The InterContinential Hotel Group, a hotel giant best known for the Crowne Park Plaza and Holiday Inn in the UK, reported data breaches within 12 of its hotels, however, Brian Krebs, the investigative journalist who first broke the story, reckons that there could be more than 1000 locations affected. A statement released on the hotel's website says that the malware, which infected the hotels' card payment systems, was identified between 29 September and 29 December 2016.

Payday loan firm Wonga reported a data breach which may affect up to 245,000 of its UK customers. The information stolen includes names, addresses, phone numbers, bank account numbers and sort codes.

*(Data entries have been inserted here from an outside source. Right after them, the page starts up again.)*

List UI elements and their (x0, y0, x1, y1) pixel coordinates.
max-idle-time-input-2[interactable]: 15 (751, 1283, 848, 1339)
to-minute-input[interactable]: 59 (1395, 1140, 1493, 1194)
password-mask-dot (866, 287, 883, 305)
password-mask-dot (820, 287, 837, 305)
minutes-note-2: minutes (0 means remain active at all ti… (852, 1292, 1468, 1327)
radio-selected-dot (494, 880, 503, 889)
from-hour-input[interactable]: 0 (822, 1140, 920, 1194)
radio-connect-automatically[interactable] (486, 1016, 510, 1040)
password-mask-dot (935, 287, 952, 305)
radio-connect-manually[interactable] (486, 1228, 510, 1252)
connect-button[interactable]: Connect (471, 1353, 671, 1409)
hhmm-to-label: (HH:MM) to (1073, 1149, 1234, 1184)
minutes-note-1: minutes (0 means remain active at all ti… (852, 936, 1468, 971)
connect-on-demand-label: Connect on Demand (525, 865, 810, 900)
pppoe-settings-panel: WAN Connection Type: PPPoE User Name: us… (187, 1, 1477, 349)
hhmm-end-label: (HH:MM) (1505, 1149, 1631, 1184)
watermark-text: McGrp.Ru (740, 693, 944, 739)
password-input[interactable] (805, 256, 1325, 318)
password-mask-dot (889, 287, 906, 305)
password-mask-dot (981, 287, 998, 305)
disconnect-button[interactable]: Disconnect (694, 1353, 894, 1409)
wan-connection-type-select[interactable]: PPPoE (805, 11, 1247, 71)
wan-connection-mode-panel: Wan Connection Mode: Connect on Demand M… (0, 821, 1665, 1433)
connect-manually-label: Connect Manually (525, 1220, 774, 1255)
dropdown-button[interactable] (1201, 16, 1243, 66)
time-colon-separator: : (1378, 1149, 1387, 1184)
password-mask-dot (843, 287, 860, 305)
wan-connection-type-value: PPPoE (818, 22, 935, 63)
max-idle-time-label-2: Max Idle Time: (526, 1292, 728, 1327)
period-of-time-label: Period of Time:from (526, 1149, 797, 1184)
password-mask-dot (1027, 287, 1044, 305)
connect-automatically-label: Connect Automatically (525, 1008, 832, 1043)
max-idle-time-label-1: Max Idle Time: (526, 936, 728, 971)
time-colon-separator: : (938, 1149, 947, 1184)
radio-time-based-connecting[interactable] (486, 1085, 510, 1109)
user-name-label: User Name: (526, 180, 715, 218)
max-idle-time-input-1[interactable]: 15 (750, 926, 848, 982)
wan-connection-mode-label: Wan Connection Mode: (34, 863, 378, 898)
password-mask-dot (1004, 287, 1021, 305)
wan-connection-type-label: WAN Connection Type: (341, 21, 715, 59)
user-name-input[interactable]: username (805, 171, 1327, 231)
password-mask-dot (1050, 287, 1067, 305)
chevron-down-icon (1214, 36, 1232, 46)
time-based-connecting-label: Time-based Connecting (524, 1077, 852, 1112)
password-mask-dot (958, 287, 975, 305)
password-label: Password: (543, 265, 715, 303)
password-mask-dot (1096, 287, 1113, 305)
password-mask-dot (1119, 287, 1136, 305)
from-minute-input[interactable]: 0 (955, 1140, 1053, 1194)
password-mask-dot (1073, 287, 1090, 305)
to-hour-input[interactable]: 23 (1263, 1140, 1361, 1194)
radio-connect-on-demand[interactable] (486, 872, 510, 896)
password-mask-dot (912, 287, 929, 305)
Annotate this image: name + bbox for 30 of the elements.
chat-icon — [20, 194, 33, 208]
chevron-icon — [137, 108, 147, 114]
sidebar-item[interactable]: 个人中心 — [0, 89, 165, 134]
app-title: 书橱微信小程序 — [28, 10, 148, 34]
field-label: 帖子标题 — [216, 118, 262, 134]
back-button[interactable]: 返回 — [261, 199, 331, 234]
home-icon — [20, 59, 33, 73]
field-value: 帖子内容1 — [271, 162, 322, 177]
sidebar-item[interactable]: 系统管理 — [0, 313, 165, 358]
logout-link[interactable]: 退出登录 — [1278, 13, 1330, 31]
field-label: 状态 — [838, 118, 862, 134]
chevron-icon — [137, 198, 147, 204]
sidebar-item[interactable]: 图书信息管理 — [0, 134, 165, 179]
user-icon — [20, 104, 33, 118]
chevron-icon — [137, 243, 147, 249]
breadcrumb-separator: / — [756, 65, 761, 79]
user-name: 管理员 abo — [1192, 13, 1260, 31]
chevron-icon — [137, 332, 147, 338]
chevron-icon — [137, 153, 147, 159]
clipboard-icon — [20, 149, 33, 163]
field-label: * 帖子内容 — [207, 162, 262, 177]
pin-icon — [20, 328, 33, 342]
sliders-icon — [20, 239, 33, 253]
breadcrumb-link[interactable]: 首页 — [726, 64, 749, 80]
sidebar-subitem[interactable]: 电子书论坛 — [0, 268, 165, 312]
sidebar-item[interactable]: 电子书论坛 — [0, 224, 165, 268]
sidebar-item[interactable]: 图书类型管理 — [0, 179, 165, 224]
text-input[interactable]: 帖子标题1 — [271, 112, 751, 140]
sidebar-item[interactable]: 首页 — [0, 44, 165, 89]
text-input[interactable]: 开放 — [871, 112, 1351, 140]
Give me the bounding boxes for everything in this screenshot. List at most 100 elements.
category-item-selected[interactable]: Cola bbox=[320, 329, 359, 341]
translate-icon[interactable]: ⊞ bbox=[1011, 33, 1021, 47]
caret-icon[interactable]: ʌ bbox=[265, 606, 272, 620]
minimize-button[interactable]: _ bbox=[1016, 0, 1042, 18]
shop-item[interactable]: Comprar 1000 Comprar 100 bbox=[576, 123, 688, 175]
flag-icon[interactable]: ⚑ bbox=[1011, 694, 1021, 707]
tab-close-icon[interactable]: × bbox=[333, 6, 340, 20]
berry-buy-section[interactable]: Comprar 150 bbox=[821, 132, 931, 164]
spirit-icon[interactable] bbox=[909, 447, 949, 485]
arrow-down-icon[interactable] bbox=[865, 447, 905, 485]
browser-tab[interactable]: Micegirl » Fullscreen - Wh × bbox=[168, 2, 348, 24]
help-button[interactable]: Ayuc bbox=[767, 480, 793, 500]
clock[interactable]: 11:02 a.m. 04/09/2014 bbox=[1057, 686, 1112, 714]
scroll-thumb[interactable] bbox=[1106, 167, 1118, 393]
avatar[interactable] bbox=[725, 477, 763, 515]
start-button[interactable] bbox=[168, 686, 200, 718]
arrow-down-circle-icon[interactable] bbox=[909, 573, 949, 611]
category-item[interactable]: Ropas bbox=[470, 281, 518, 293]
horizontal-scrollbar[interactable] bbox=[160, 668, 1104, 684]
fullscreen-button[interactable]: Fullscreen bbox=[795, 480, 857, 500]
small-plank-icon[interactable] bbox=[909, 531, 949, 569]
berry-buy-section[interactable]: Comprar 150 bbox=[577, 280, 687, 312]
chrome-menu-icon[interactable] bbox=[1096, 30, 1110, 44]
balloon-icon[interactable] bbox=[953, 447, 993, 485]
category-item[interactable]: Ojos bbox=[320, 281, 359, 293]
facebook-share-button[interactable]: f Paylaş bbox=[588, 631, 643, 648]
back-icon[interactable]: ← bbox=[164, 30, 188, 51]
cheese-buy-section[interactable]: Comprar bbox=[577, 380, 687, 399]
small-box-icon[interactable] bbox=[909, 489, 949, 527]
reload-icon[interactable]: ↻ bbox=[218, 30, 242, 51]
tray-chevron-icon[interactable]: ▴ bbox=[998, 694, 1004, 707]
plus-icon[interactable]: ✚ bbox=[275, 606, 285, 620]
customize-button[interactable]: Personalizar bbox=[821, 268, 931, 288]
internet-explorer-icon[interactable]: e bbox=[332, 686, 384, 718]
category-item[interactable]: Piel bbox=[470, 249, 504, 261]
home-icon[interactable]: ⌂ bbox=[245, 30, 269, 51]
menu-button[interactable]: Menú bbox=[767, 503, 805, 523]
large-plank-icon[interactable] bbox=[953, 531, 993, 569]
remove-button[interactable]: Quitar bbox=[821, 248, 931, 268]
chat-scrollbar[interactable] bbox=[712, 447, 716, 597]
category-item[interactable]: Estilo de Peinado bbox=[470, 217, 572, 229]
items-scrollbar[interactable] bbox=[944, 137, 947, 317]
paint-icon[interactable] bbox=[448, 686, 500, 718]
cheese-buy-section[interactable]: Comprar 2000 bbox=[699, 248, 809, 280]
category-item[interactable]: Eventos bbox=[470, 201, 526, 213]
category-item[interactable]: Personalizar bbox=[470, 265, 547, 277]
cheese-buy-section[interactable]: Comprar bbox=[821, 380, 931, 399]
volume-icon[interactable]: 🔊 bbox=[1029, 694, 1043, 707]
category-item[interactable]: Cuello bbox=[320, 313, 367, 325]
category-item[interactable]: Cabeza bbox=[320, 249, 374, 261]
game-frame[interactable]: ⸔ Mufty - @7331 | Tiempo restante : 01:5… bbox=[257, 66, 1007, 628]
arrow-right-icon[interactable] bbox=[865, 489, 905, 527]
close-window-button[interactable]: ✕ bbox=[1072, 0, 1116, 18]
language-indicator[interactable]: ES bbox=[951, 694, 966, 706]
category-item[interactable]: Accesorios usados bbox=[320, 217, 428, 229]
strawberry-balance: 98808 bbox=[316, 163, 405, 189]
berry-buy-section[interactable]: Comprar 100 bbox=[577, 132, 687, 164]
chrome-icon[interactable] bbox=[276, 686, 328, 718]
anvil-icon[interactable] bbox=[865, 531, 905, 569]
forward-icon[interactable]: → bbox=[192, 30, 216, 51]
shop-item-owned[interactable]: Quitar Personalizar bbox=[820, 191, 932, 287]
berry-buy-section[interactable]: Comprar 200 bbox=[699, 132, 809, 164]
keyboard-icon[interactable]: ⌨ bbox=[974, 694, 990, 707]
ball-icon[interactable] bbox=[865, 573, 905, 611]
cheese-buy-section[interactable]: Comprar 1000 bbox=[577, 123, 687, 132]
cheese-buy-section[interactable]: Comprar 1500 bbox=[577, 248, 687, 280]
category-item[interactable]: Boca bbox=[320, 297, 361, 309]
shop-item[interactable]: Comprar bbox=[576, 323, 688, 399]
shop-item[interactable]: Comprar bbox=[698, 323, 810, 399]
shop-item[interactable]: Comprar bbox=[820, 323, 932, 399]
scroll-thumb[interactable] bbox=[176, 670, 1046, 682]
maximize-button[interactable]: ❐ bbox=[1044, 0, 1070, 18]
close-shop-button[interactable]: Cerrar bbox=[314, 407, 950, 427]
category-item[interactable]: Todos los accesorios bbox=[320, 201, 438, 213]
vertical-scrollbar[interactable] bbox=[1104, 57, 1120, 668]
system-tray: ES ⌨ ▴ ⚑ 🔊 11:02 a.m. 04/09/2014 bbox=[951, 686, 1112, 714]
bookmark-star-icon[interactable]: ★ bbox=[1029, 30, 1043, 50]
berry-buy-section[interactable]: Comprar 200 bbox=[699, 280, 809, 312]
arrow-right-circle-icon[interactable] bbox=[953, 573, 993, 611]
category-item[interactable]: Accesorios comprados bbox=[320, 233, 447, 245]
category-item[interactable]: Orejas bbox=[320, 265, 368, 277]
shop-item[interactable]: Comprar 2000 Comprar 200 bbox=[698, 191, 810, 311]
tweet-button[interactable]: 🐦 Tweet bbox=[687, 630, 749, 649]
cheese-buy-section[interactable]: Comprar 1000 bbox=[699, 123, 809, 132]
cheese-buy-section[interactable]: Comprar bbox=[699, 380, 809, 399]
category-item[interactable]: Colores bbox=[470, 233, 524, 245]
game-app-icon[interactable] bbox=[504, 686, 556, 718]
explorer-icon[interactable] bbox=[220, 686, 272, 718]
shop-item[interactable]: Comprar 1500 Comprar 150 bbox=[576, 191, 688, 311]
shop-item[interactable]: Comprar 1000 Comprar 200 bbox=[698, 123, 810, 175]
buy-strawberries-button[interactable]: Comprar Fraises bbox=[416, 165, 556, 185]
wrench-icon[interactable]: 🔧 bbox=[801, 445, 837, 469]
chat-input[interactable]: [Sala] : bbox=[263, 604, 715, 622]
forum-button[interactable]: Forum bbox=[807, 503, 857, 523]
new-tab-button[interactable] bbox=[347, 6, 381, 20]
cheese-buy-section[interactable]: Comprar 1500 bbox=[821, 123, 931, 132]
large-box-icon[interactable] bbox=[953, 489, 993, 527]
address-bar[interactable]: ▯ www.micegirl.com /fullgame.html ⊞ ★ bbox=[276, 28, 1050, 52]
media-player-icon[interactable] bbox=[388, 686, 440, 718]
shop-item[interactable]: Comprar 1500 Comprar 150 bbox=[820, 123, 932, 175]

A BBC Click investigation has thrown doubt on claims that the small, personal email server Nomx can provide "absolute security". The BBC investigation started by taking the device apart to find that it was built around a £30 Raspberry Pi computer. As the operating system for the Pi sits on a removable memory card, Mr Helme was able to download the device's core code so he could examine it closely and found they were about to crack the device's simple passwords.


There was the usual raft of security updates which fixed security vulnerabilities in April, with Microsoft patches causing the most stir with security researchers, some of whom suggested the firm had held back patching some of its products.

News
Awareness, Education and Threat Intelligence
Reports
  • The 2017 Verizon Breach Investigations Report (DBIR) Released
    • 75% of data breaches are down to outsiders and a 25% are insiders
    • 73% are conducted for financial reasons with half involving organised crime.
    • 62% of breaches feature hacking, it still disappoints to see that 81% of hacking related breaches leveraged either stolen and/or weak passwords. Half of breaches included malware, but physical loss of devices is now down to just eight% and errors were a factor in 14% of breaches.
    • Ransomware rose 50% compared to last year and accounted for 72% of all malware incidents in the healthcare sector. 
    • Financial services are the most targeted sector at 24%, while healthcare accounts for 15%, the public sector close behind on 12% and the combined total of retail and accommodation accounting for 15% of breaches.